If your money could talk…

Mastering the business of creativity includes becoming proficient with your money, minutes, marketing, and management. Of these four, money and marketing are the two that many creatives avoid most. And while marketing is often neglected, money is both neglected and perhaps a bit disdained.

Maybe the creative mindset just doesn’t like math. Or maybe it’s the false notion that “fine arts” (the kind less concerned about commercial applications) occupy an elite status—and the more we concern ourselves with money, the further removed we feel from our core artistic identity.

Whatever the reason, an aversion to money, numbers, and financial reports is a huge loss to creatives. Because when you ignore your numbers, and when you can’t or don’t review your balance sheet and your cash flow projections, you lose out on valuable information that could save you countless financial crises, and many sleepless nights.
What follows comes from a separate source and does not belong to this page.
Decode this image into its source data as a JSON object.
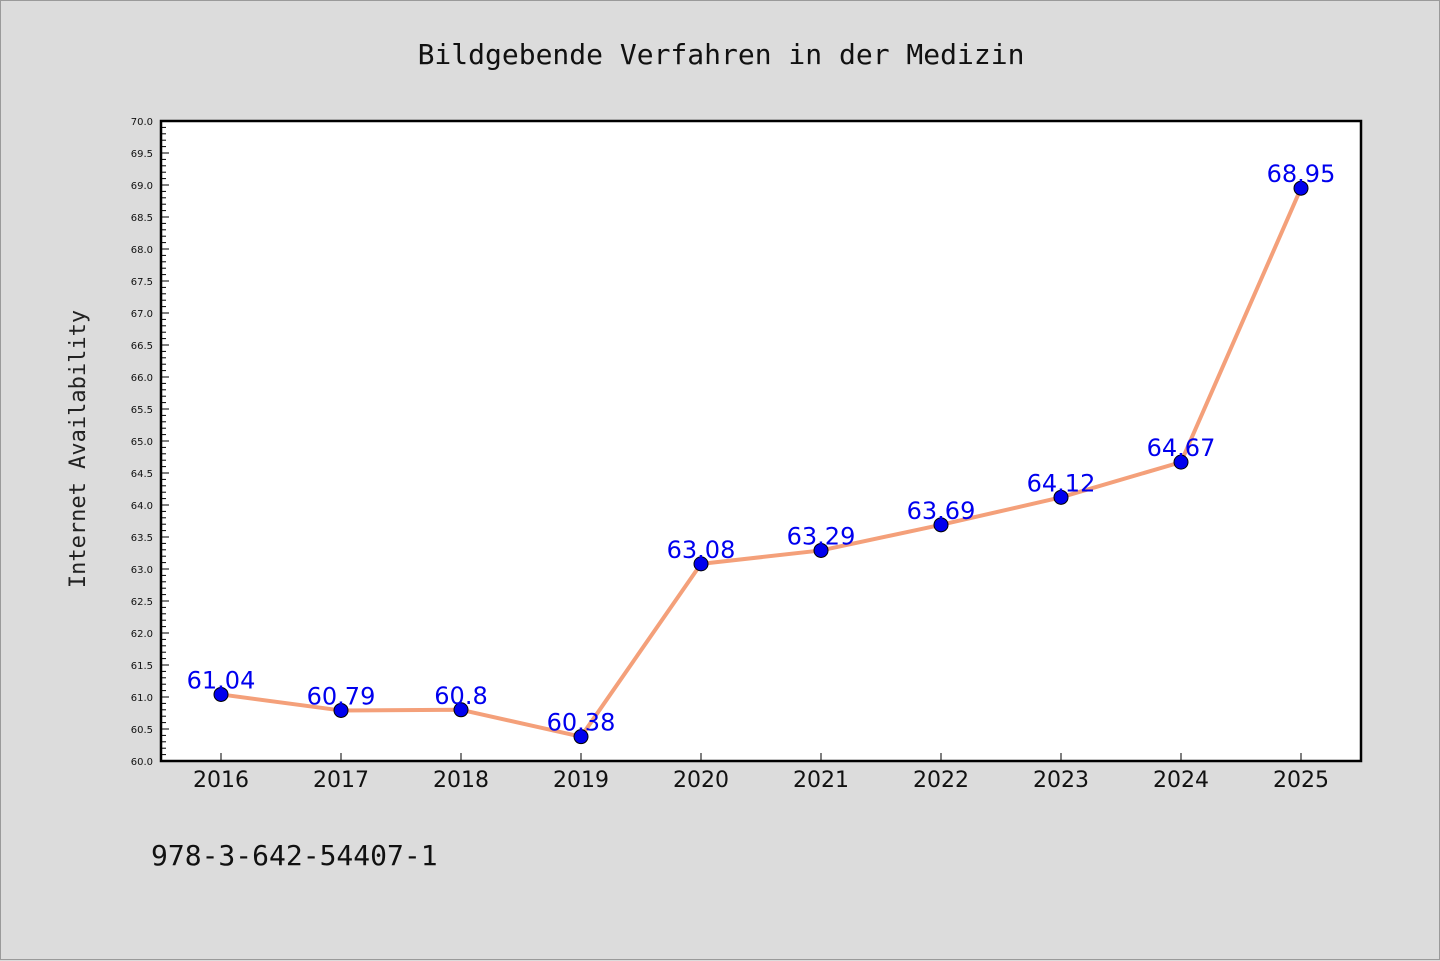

Most of the financial problems, common to creative practices, can be seen coming a mile away. If only you could hear what your money is saying. The end result of not listeningto your money can be closing up shop. Or, even if financial crises don’t sink a practice, they certainly put downward pressure on the quality of your work. Who does their best work when stressed about over cash flow, or losing sleep over mounting piles of unpaid bills?

What You Could be Hearing, If You Listened to Your Money

Here are three very basic things your money can tell, if you listen to it.
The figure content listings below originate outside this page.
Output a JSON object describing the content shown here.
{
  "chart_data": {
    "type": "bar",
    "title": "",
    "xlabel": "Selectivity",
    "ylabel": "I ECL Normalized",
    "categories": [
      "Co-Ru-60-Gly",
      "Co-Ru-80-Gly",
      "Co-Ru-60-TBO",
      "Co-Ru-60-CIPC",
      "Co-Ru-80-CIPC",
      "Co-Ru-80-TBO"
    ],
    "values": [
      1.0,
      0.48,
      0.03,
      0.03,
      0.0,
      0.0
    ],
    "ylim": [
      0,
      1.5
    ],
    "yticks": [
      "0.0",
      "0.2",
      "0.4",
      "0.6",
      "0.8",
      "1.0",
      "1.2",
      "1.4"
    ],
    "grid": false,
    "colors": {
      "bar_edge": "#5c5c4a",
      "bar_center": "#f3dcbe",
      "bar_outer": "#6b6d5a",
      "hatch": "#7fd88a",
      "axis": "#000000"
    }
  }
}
Financial Reports Will Tell You if You’re Operating Profitably. Creatives are great at telling stories. Unfortunately, sometimes we tell them to ourselves. When we’re struggling with cash flow, we tell ourselves that the next project will be different, the next quarter will have more opportunities. But if you want to know whether you’re really operating profitably, or a loss, or at break even, look no further than the bottom line of your balance sheet (or, actually the second to the bottom line). The trend line of your total equity never lies. If this number is steadily trending upward, you are operating profitably—how big of a trend represents the degree of your profitability. But if it is flat, or declining, you are not making a profit. Period. There is zero mystery. This simple number measured over time will always tell you the truth.

Cash Flow Will Tell You if You’re Heading for a Crisis. A cash flow forecast is a simple spreadsheet that aligns your anticipated receivables, alongside your expenses, over time. If the only financial number you’re aware of is your checking account balance, and your most recent invoices, you are guessing at your cash flow with only one side of the ledger in view. Your bank balance, and your incoming revenue, are next to meaningless, unless they are set alongside the expenses that will be incurred over the same period. Only then can you know if your revenue is contributing to project profits, or whether you’re going to have too much month left at the end of the money.

Your Books Can Tell You if You’re Headed for Revenue Recognition Quicksand. This is perhaps the most difficult financial pattern to account for in managing your creative service’s books. But it is also a common failure, that crushes many firms and practices. This is the serious distortion that occurs when you receive revenue before you have earned it.

If you bill half of your fee upfront and half upon completion, a common practice among creatives, you are most susceptible to this distortion. While your bank balance will make you happy when you deposit that first payment, it might be that you’ll end up having more work to do, to meet a project milestone before you get that last payment. And perhaps, by the time you do, that final payment won’t be enough to cover all the expenses you’ve incurred over the course of the project. Have you ever been desperate to finish a project, in order to collect the final payment, knowing that even when you do, you’ll still be underwater? Maybe as you struggle to complete it, you’re already striving to close a new project—to get another deposit in the bank. Of course, that only sets you further behind in this cycle. When you do this long enough, or when you have multiple projects all contributing to this cycle, you’ll end up in deep water. You’ll find yourself working harder than ever, but with a decreasing bottom line to show for it. That’s extremely discouraging!

Operating a Business Without the Benefit of Staff Accountants

Companies that employ CPAs and bookkeepers are going to get clued into some of these common financial traps, and hopefully get enough of a heads up to correct underlying problems. But when you neglect your books, or get by with glorified invoicing platforms that don’t offer true financial reporting, or if you hire a bookkeeper to simply update your accounts and reconcile your statements, you’re losing out on all sorts of truth – painful truths perhaps, but information that you need to know, information without which you may get pulled under.